Comprehensive schema documentation rewritten from the live v1.3 database, including enrichment tables, metric baselines, and updated entity-relationship diagrams.

Feature enrichments and metrics¶

New documentation for feature enrichment pipeline stages and the notification metrics design decision (DD-METRICS-001).

v1.2¶

Per-workflow ServiceAccount and RBAC¶

Each workflow execution now runs under its own ServiceAccount with a dedicated TokenRequest. This replaces the shared SA model from v1.1 and provides fine-grained RBAC isolation per remediation workflow.

Declarative workflow catalog¶

The workflow catalog has moved from OCI-containerized workflow bundles to declarative RemediationWorkflow CRDs with category and label-based matching plus confidence scoring.

Effectiveness and notification pipeline¶

Updated effectiveness assessment configuration, notification routing semantics, and EM config key alignment.

DataStorage, audit, and monitoring¶

Updated data access patterns, audit event documentation, and monitoring metric names.

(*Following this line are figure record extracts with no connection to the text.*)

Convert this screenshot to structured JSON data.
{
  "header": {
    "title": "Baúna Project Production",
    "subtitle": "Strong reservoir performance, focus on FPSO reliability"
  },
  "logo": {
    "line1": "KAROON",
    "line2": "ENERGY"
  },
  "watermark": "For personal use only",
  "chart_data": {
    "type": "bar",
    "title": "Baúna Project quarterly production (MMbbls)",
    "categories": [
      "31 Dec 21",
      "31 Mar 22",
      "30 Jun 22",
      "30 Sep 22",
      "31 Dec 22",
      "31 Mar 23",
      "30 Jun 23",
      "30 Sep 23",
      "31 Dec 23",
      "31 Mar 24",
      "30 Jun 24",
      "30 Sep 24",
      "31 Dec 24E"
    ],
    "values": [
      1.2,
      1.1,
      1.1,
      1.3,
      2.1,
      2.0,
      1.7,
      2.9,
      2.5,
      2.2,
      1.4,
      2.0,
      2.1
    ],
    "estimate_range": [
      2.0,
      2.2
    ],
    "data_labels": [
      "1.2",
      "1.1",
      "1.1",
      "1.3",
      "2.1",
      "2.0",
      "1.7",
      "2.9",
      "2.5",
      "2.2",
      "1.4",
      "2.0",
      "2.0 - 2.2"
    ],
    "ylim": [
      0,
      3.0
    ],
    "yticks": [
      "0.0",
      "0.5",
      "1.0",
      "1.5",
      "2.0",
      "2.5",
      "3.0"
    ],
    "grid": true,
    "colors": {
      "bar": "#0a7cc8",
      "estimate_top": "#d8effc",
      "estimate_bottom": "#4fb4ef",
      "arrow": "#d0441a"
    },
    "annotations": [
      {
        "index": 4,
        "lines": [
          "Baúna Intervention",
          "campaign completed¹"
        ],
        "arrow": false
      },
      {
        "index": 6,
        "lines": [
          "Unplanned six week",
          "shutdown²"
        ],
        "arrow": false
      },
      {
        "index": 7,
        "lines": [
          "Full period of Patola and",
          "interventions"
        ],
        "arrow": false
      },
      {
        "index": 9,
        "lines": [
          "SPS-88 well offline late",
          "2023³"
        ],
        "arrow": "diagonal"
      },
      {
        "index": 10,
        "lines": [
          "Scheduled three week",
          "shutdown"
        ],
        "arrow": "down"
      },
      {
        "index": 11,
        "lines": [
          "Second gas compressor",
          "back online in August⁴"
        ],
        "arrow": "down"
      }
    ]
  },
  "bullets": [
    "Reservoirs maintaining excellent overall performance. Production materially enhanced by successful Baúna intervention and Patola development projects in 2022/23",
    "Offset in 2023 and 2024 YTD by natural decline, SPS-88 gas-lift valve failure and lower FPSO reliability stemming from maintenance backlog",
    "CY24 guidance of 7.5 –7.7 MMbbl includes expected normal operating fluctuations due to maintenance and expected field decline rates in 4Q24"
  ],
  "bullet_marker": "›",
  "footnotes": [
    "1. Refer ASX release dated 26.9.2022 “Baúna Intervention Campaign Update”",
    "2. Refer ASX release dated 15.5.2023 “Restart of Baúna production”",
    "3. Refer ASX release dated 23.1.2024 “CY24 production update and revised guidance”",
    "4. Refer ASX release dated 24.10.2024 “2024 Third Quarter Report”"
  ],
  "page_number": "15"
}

Signal Processing and Gateway¶

Rego policy entrypoint corrections, gateway label contract updates, and investigation tier-1 semantics fixes.

v1.1¶

Initial documented release of Kubernaut.

CRD-based microservices architecture with the full six-stage remediation pipeline
Prometheus AlertManager and Kubernetes Event ingestion
LLM-powered root cause analysis with Kubernetes inspection tools
Remediation execution via Kubernetes Jobs, Tekton Pipelines, or Ansible (AWX/AAP)
Effectiveness assessment with four-dimensional scoring
Human approval gates via RemediationApprovalRequest CRDs
Rego-based policy evaluation for signal processing and approval
Multichannel notifications (Slack, console, log, file)
Full audit trail with 7-year retention and CRD reconstruction
ActionType and RemediationWorkflow CRD registration via Auth Webhook
Alert decay detection (DD-EM-003)
Resource lock persistence with deterministic naming (DD-WE-003)

v1.0¶

End-of-life. No longer documented or supported.